Cafeteria Credit Unions Teach Students Money Skills

Business teacher Glenda Head, right, and student Kiana Anorve count money. i i

Business teacher Glenda Head (right) and student Kiana Anorve count money before opening their credit union for business at R.B. Glenn High School in Kernersville, N.C. Their cafeteria credit union is a branch of North Carolina's Allegacy Federal Credit Union. Scott Graf for NPR hide caption

itoggle caption Scott Graf for NPR
Business teacher Glenda Head, right, and student Kiana Anorve count money.

Business teacher Glenda Head (right) and student Kiana Anorve count money before opening their credit union for business at R.B. Glenn High School in Kernersville, N.C. Their cafeteria credit union is a branch of North Carolina's Allegacy Federal Credit Union.

Scott Graf for NPR

The recession has highlighted just how little some Americans understand personal finance, presenting an opportunity to start changing the way the young learn about money.

Some credit unions want to play an increasing role in teaching that curriculum.

A recent 10-year survey conducted by Finesse Financial found that 86 percent of Americans don't know whether they're on track to retire comfortably. And 43 percent said they spend more than they make each month.

A Practical Education

Glenda Head, a high school business teacher, is working to change those kinds of statistics.

It's 11:30 a.m. and Head is walking to the lunchroom at R.B. Glenn High School near Winston-Salem, N.C. Once there, she helps two of her students open the school's branch of Allegacy Federal Credit Union. It's one of four the nonprofit organization has started at area high schools.

"[Students] have to sign into a safe log where we sign in and out every day," Head says. "So the beginning balance and the ending balance is confirmed."

Soon, the day's first customer approaches the counter to withdraw $15 from her checking account.

One of the two tellers working today is 17-year-old Austin Dodd. He says the class that goes along with this hands-on experience is already paying off for him.

"I'm actually saving up money now," Dodd says. "And if I wouldn't have got into this, I'd probably be spending my money as soon as I'd get it."

In the class, Dodd and his classmates are introduced to credit scores, the stock market and mortgages. They learn about fixed-rate mortgages versus adjustable-rate ones, why the 15-year mortgage might be a better deal than the 30-year mortgage and the importance of making extra payments.

Teaching A Basic Life Skill

Getting young people involved with credit unions is not a new idea.

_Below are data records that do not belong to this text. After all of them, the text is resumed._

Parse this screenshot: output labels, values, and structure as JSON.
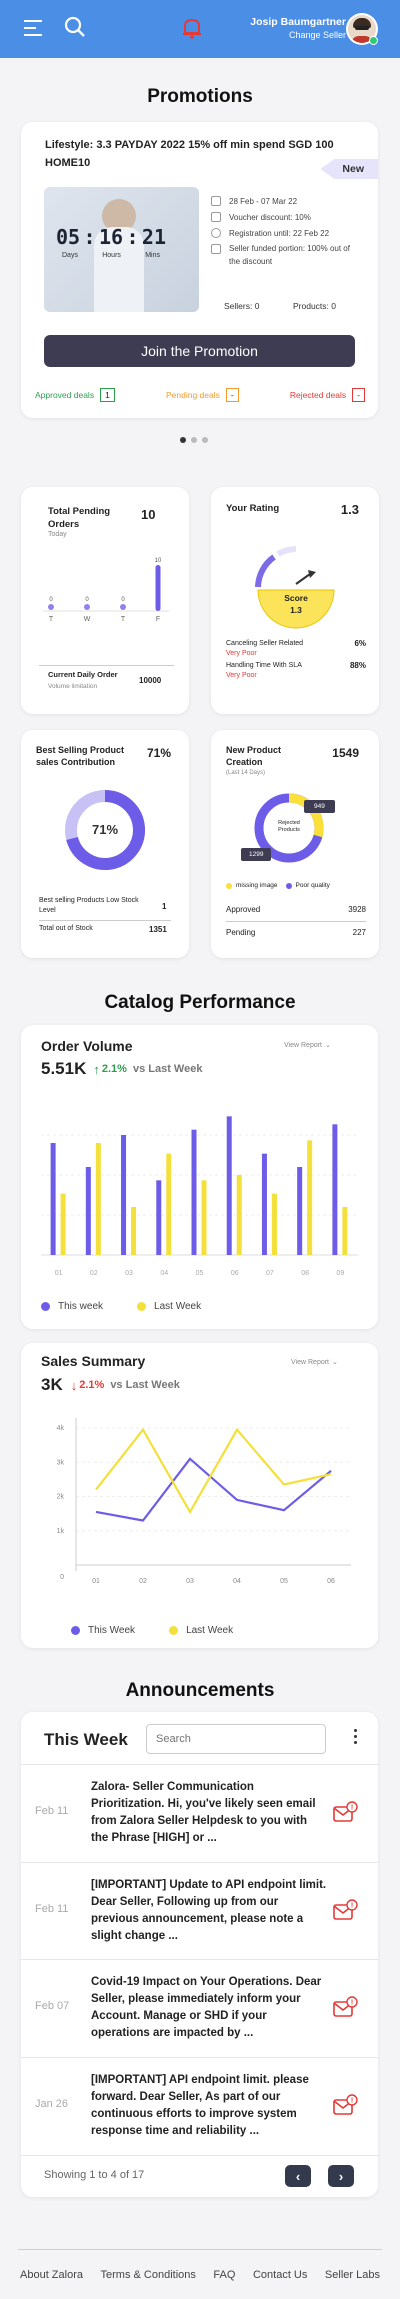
{
  "header": {
    "user_name": "Josip Baumgartner",
    "user_role": "Change Seller"
  },
  "promotions": {
    "title": "Promotions",
    "promo_title": "Lifestyle:  3.3 PAYDAY 2022   15% off min spend SGD 100 HOME10",
    "badge": "New",
    "timer": {
      "days": "05",
      "hours": "16",
      "mins": "21",
      "days_label": "Days",
      "hours_label": "Hours",
      "mins_label": "Mins"
    },
    "details": [
      "28 Feb - 07 Mar 22",
      "Voucher discount: 10%",
      "Registration until: 22 Feb 22",
      "Seller funded portion: 100% out of the discount"
    ],
    "sellers": "Sellers:  0",
    "products": "Products:  0",
    "join_label": "Join the Promotion",
    "deals": {
      "approved_label": "Approved deals",
      "approved_count": "1",
      "pending_label": "Pending deals",
      "pending_count": "-",
      "rejected_label": "Rejected deals",
      "rejected_count": "-"
    }
  },
  "pending_orders": {
    "title": "Total Pending Orders",
    "subtitle": "Today",
    "total": "10",
    "chart_data": {
      "type": "bar",
      "categories": [
        "T",
        "W",
        "T",
        "F"
      ],
      "values": [
        0,
        0,
        0,
        10
      ]
    },
    "current_label": "Current Daily Order",
    "current_value": "10000",
    "volume_label": "Volume limitation"
  },
  "rating": {
    "title": "Your Rating",
    "value": "1.3",
    "score_label": "Score",
    "score_value": "1.3",
    "rows": [
      {
        "label": "Canceling  Seller Related",
        "value": "6%",
        "status": "Very Poor"
      },
      {
        "label": "Handling Time With SLA",
        "value": "88%",
        "status": "Very Poor"
      }
    ]
  },
  "best_selling": {
    "title": "Best Selling Product sales Contribution",
    "value": "71%",
    "donut_label": "71%",
    "percent": 71,
    "low_stock_label": "Best selling Products Low Stock Level",
    "low_stock_value": "1",
    "out_stock_label": "Total out of Stock",
    "out_stock_value": "1351"
  },
  "new_product": {
    "title": "New Product Creation",
    "subtitle": "(Last 14 Days)",
    "value": "1549",
    "donut_center": "Rejected Products",
    "tag_top": "949",
    "tag_bottom": "1299",
    "legend_missing": "missing image",
    "legend_poor": "Poor quality",
    "approved_label": "Approved",
    "approved_value": "3928",
    "pending_label": "Pending",
    "pending_value": "227"
  },
  "catalog": {
    "title": "Catalog Performance",
    "order_volume": {
      "title": "Order Volume",
      "view_report": "View Report",
      "value": "5.51K",
      "change": "2.1%",
      "vs": "vs Last Week",
      "chart_data": {
        "type": "bar",
        "categories": [
          "01",
          "02",
          "03",
          "04",
          "05",
          "06",
          "07",
          "08",
          "09"
        ],
        "series": [
          {
            "name": "This week",
            "values": [
              42,
              33,
              45,
              28,
              47,
              52,
              38,
              33,
              49
            ]
          },
          {
            "name": "Last Week",
            "values": [
              23,
              42,
              18,
              38,
              28,
              30,
              23,
              43,
              18
            ]
          }
        ],
        "ylim": [
          0,
          60
        ]
      }
    },
    "sales_summary": {
      "title": "Sales Summary",
      "view_report": "View Report",
      "value": "3K",
      "change": "2.1%",
      "vs": "vs Last Week",
      "chart_data": {
        "type": "line",
        "categories": [
          "01",
          "02",
          "03",
          "04",
          "05",
          "06"
        ],
        "y_ticks": [
          "0",
          "1k",
          "2k",
          "3k",
          "4k"
        ],
        "ylim": [
          0,
          4000
        ],
        "series": [
          {
            "name": "This Week",
            "values": [
              1550,
              1300,
              3100,
              1900,
              1600,
              2750
            ]
          },
          {
            "name": "Last Week",
            "values": [
              2200,
              3950,
              1550,
              3950,
              2350,
              2650
            ]
          }
        ]
      }
    },
    "colors": {
      "this_week": "#6c5ce7",
      "last_week": "#f3e03b"
    }
  },
  "announcements": {
    "title": "Announcements",
    "filter_title": "This Week",
    "search_placeholder": "Search",
    "items": [
      {
        "date": "Feb 11",
        "text": "Zalora- Seller Communication Prioritization. Hi, you've likely seen email from Zalora Seller Helpdesk to you with the Phrase [HIGH] or ..."
      },
      {
        "date": "Feb 11",
        "text": "[IMPORTANT] Update to API endpoint limit. Dear Seller, Following up from our previous announcement, please note a slight change ..."
      },
      {
        "date": "Feb 07",
        "text": "Covid-19 Impact on Your Operations. Dear Seller, please immediately inform your Account. Manage or SHD if your operations are impacted by ..."
      },
      {
        "date": "Jan 26",
        "text": "[IMPORTANT] API endpoint limit. please forward. Dear Seller, As part of our continuous efforts to improve system response time and reliability ..."
      }
    ],
    "pagination": "Showing 1 to 4 of 17"
  },
  "footer": {
    "links": [
      "About Zalora",
      "Terms & Conditions",
      "FAQ",
      "Contact Us",
      "Seller Labs"
    ]
  }
}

According to the Credit Union National Association, there were more than 700 branches in schools and youth clubs in 34 states last year. What has changed is the pace of growth. Since 2007, the number of these has increased by one-third.

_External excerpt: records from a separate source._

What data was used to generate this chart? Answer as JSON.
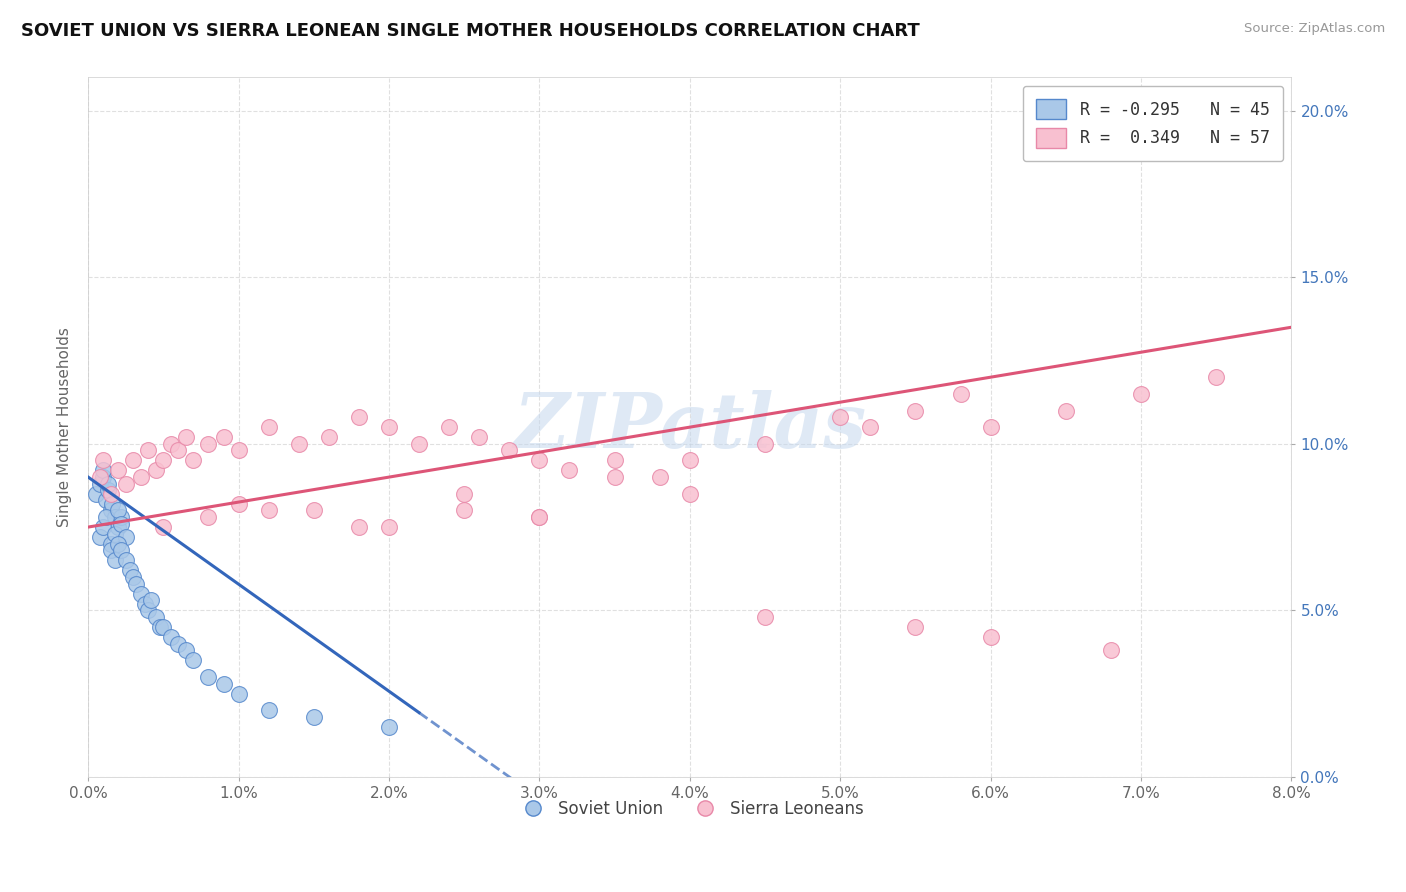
{
  "title": "SOVIET UNION VS SIERRA LEONEAN SINGLE MOTHER HOUSEHOLDS CORRELATION CHART",
  "source": "Source: ZipAtlas.com",
  "ylabel": "Single Mother Households",
  "xlim": [
    0.0,
    8.0
  ],
  "ylim": [
    0.0,
    21.0
  ],
  "x_ticks": [
    0.0,
    1.0,
    2.0,
    3.0,
    4.0,
    5.0,
    6.0,
    7.0,
    8.0
  ],
  "y_ticks": [
    0.0,
    5.0,
    10.0,
    15.0,
    20.0
  ],
  "legend_r_labels": [
    "R = -0.295   N = 45",
    "R =  0.349   N = 57"
  ],
  "legend_labels": [
    "Soviet Union",
    "Sierra Leoneans"
  ],
  "blue_face": "#aac8e8",
  "blue_edge": "#5588cc",
  "pink_face": "#f8c0d0",
  "pink_edge": "#e888a8",
  "blue_line": "#3366bb",
  "pink_line": "#dd5577",
  "watermark": "ZIPatlas",
  "soviet_x": [
    0.05,
    0.08,
    0.1,
    0.12,
    0.13,
    0.15,
    0.16,
    0.18,
    0.2,
    0.22,
    0.08,
    0.1,
    0.12,
    0.15,
    0.18,
    0.2,
    0.22,
    0.25,
    0.1,
    0.13,
    0.15,
    0.18,
    0.2,
    0.22,
    0.25,
    0.28,
    0.3,
    0.32,
    0.35,
    0.38,
    0.4,
    0.42,
    0.45,
    0.48,
    0.5,
    0.55,
    0.6,
    0.65,
    0.7,
    0.8,
    0.9,
    1.0,
    1.2,
    1.5,
    2.0
  ],
  "soviet_y": [
    8.5,
    8.8,
    9.0,
    8.3,
    8.6,
    8.0,
    8.2,
    7.8,
    7.5,
    7.8,
    7.2,
    7.5,
    7.8,
    7.0,
    7.3,
    8.0,
    7.6,
    7.2,
    9.2,
    8.8,
    6.8,
    6.5,
    7.0,
    6.8,
    6.5,
    6.2,
    6.0,
    5.8,
    5.5,
    5.2,
    5.0,
    5.3,
    4.8,
    4.5,
    4.5,
    4.2,
    4.0,
    3.8,
    3.5,
    3.0,
    2.8,
    2.5,
    2.0,
    1.8,
    1.5
  ],
  "sierra_x": [
    0.08,
    0.1,
    0.15,
    0.2,
    0.25,
    0.3,
    0.35,
    0.4,
    0.45,
    0.5,
    0.55,
    0.6,
    0.65,
    0.7,
    0.8,
    0.9,
    1.0,
    1.2,
    1.4,
    1.6,
    1.8,
    2.0,
    2.2,
    2.4,
    2.6,
    2.8,
    3.0,
    3.2,
    3.5,
    3.8,
    4.0,
    4.5,
    5.0,
    5.2,
    5.5,
    5.8,
    6.0,
    6.5,
    7.0,
    7.5,
    0.5,
    1.5,
    2.5,
    3.5,
    4.0,
    3.0,
    2.0,
    1.0,
    0.8,
    1.2,
    1.8,
    2.5,
    3.0,
    4.5,
    5.5,
    6.0,
    6.8
  ],
  "sierra_y": [
    9.0,
    9.5,
    8.5,
    9.2,
    8.8,
    9.5,
    9.0,
    9.8,
    9.2,
    9.5,
    10.0,
    9.8,
    10.2,
    9.5,
    10.0,
    10.2,
    9.8,
    10.5,
    10.0,
    10.2,
    10.8,
    10.5,
    10.0,
    10.5,
    10.2,
    9.8,
    9.5,
    9.2,
    9.5,
    9.0,
    9.5,
    10.0,
    10.8,
    10.5,
    11.0,
    11.5,
    10.5,
    11.0,
    11.5,
    12.0,
    7.5,
    8.0,
    8.5,
    9.0,
    8.5,
    7.8,
    7.5,
    8.2,
    7.8,
    8.0,
    7.5,
    8.0,
    7.8,
    4.8,
    4.5,
    4.2,
    3.8
  ],
  "blue_trend_x0": 0.0,
  "blue_trend_y0": 9.0,
  "blue_trend_x1": 2.8,
  "blue_trend_y1": 0.0,
  "pink_trend_x0": 0.0,
  "pink_trend_y0": 7.5,
  "pink_trend_x1": 8.0,
  "pink_trend_y1": 13.5
}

"Student-run credit unions are fabulous," says Laura Levine, head of the Washington, D.C.-based Jump$tart Coalition. Its mission is to get kids thinking about money matters as early as kindergarten. And her job is getting easier.

She says the recession has sparked a dialogue about teaching kids a very basic life skill — which she says was once routinely taught.

"We got away from some of the practical matters," Levine says. "I think we now realize that maybe we swung the pendulum a little too far away from the practical stuff."

Budgets, Logistics Pose Problems For Student Credit Unions

While most people who learn about the student-run credit unions seem to like the idea, Sandy Wheat, executive director of the North Carolina Council on Economic Education, says they won't solve financial illiteracy. The credit unions are used by only a tiny fraction of high school students, she says, and implementing such programs nationwide poses big challenges.

"The idea of bringing in banking services to them," Wheat says, "is a little bit of a far-fetched notion when they're not even performing to grade-level expectations in their reading and math skills."

Funding the programs may be unrealistic at a time when school budgets are so tight, Wheat says. But she says the more young people can learn about money in school, the better their chances of avoiding the financial pitfalls so many adults are facing today.